There is no doubt that cryptocurrencies have major potential benefits to businesses and end users, but it’s important to understand that as with all game-changing technologies, there are significant risks and a myriad of threats which could prevent these currencies from reaching their true potential.
Just as a casino has no regulation and is wildly unpredictable, so too are cryptocurrencies! You’re ultimately spinning a roulette wheel and hoping for red or black.
While our advice would be to stick to asset-backed investments, if a client is really keen on jumping aboard the crypto bandwagon, we suggest investing a small amount and treat it as the highest risk part of your portfolio. The volatility involved with trading cryptocurrencies enables you to make huge gains or suffer high losses in very short timeframes. By all means, have some fun with it – and have the knowledge that you were involved in the early stages of the technology – but maintain your stable, asset-backed and income-focused investments as the mainstay and core of your portfolio.
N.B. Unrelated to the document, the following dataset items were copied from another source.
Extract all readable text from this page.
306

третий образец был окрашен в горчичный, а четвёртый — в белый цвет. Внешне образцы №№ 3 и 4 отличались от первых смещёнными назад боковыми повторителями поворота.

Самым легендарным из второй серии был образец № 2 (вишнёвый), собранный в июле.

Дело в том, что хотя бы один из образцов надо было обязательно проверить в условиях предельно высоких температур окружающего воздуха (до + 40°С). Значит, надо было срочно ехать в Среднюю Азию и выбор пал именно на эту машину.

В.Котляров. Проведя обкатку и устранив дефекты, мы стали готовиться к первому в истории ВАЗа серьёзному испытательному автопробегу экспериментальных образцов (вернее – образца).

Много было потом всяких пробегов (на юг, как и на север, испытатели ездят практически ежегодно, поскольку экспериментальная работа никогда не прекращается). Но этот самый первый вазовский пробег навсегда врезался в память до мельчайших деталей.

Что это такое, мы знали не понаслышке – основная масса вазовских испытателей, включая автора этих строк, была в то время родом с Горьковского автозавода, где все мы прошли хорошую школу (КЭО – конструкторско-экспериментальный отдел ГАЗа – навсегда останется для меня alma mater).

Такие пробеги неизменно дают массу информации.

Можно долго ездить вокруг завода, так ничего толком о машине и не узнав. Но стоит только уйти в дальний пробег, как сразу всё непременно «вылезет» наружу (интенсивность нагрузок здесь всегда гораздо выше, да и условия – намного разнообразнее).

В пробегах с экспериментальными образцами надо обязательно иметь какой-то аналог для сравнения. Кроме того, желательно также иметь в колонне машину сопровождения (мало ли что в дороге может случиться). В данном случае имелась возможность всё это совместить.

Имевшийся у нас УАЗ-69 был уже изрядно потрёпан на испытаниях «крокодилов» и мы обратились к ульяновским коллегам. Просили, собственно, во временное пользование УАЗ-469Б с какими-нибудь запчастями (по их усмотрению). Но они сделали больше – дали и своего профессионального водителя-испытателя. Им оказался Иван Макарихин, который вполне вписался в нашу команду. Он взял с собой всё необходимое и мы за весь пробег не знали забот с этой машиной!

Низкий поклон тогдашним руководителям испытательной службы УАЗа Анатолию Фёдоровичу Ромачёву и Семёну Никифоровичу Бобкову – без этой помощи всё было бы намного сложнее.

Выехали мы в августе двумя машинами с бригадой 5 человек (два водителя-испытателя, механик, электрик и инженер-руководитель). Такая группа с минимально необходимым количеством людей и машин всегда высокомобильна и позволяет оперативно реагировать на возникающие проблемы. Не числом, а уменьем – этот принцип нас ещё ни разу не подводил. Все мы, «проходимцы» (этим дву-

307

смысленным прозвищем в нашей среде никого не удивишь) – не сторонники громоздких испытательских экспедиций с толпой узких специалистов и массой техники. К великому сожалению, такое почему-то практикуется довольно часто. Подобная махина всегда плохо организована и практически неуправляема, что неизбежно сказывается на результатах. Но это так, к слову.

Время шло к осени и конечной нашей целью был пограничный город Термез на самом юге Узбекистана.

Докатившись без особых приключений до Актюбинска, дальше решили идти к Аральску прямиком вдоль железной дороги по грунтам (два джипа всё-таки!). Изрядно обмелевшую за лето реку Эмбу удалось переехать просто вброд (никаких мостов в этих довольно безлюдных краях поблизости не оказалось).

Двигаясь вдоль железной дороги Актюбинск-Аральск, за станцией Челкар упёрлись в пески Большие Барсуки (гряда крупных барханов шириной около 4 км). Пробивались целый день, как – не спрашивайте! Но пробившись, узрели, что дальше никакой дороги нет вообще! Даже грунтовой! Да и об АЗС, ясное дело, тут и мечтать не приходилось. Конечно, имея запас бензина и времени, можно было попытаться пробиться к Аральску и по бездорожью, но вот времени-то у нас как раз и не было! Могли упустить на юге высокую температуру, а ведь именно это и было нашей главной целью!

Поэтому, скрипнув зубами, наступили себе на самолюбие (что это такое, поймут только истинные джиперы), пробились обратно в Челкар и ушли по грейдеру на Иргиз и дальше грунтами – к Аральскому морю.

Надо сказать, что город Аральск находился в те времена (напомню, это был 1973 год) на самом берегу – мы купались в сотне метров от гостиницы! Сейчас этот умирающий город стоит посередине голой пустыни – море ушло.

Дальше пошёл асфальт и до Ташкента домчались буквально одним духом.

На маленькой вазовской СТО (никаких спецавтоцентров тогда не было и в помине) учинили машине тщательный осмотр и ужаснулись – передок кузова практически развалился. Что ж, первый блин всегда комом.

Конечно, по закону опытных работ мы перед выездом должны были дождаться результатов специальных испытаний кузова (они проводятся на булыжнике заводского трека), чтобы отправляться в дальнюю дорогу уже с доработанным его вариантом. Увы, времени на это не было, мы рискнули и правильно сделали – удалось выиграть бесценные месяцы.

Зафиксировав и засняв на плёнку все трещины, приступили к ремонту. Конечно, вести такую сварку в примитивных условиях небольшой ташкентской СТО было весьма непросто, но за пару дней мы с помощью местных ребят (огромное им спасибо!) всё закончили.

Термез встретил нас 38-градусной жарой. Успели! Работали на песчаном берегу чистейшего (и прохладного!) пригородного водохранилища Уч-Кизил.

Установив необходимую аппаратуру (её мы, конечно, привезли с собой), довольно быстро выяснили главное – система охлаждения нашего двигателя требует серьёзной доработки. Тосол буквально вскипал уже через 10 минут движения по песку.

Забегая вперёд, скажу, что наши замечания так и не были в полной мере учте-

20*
The fact is, the trading of cryptocurrencies are generating a huge amount of interest because of the substantial investment gains that early adopters have achieved. Have you missed the boat if you’re not already on board? Not necessarily. But proceed with caution.
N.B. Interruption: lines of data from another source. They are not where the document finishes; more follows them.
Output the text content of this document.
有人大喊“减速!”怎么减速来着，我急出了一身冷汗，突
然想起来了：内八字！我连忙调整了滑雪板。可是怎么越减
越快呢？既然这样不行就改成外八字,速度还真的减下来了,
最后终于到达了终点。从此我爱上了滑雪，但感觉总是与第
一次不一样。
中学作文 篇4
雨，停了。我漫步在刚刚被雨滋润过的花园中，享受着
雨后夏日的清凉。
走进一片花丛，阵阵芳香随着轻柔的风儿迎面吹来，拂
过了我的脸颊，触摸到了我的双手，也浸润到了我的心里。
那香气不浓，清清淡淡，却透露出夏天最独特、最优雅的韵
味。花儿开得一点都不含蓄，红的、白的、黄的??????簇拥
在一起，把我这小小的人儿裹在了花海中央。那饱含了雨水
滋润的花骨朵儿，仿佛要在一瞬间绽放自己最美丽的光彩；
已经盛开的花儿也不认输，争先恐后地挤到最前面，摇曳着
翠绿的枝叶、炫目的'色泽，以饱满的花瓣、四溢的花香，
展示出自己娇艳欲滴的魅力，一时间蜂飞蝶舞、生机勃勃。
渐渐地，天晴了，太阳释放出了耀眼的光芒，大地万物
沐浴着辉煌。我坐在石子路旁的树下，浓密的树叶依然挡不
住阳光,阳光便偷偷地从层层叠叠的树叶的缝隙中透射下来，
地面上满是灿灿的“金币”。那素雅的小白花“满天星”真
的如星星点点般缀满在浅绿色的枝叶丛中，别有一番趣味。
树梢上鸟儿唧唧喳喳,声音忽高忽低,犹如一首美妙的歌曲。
Central bankers almost certainly see cryptocurrencies as a threat rather than an opportunity because they rely on the ability to control the supply and availability of money in order to stabilise their economies and combat risks such as inflation. Despite this, it is likely that cryptocurrencies will become more mainstream, and many businesses have signalled their intent to accept these forms of payments in the short to medium term.
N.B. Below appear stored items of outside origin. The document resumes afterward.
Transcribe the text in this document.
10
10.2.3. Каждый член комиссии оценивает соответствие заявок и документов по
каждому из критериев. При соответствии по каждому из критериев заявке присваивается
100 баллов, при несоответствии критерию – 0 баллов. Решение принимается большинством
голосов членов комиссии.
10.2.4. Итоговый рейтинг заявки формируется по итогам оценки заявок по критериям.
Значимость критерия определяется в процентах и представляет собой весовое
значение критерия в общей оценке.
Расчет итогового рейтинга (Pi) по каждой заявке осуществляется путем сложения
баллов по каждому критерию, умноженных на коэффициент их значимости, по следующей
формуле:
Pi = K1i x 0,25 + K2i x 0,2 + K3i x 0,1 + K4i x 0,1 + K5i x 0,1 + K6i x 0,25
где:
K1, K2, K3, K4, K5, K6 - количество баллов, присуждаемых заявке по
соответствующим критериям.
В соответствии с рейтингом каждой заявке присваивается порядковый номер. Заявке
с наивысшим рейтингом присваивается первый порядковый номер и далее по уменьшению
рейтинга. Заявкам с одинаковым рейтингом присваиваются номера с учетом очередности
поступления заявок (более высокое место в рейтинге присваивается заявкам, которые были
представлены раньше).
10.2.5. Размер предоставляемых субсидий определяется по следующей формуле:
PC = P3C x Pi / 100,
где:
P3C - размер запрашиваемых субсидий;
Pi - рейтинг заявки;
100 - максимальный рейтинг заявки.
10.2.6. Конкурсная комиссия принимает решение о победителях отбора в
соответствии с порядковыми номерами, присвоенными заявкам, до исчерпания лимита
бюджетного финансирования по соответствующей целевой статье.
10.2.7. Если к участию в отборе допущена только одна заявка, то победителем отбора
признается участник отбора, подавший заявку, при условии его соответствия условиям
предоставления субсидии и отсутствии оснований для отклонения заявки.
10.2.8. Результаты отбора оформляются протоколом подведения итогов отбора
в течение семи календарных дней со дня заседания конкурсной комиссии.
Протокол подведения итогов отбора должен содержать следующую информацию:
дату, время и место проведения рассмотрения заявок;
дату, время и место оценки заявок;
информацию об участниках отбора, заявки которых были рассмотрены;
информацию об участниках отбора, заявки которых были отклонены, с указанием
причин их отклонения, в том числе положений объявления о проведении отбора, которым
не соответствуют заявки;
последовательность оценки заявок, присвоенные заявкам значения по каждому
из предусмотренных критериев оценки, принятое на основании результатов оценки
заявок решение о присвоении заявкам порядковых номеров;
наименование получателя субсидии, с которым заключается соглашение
Here at Berkeley Assets we believe the prices should stabilise as the market matures and regulation could legitimise the technology, allowing people to gain more confidence in the true value of the currencies. It must always be remembered, however, that governments can and may block the use of cryptocurrencies or make it more difficult for the technology to be accepted in the mainstream.
Ultimately, at Berkeley our business is strongly focused on asset-backed investments, which have quantifiable yields and a low risk strategy; you could say our approach is the exact opposite to the value of cryptocurrencies.
But the options of where to invest – crypto or private equity – are two entirely different things, apples and oranges. While private equity generates consistent, long-term growth, with the security of asset-backed businesses and researchable, predictable trends, for some, there is no better rush, adrenaline or excitement than spinning a wheel and hoping for the best.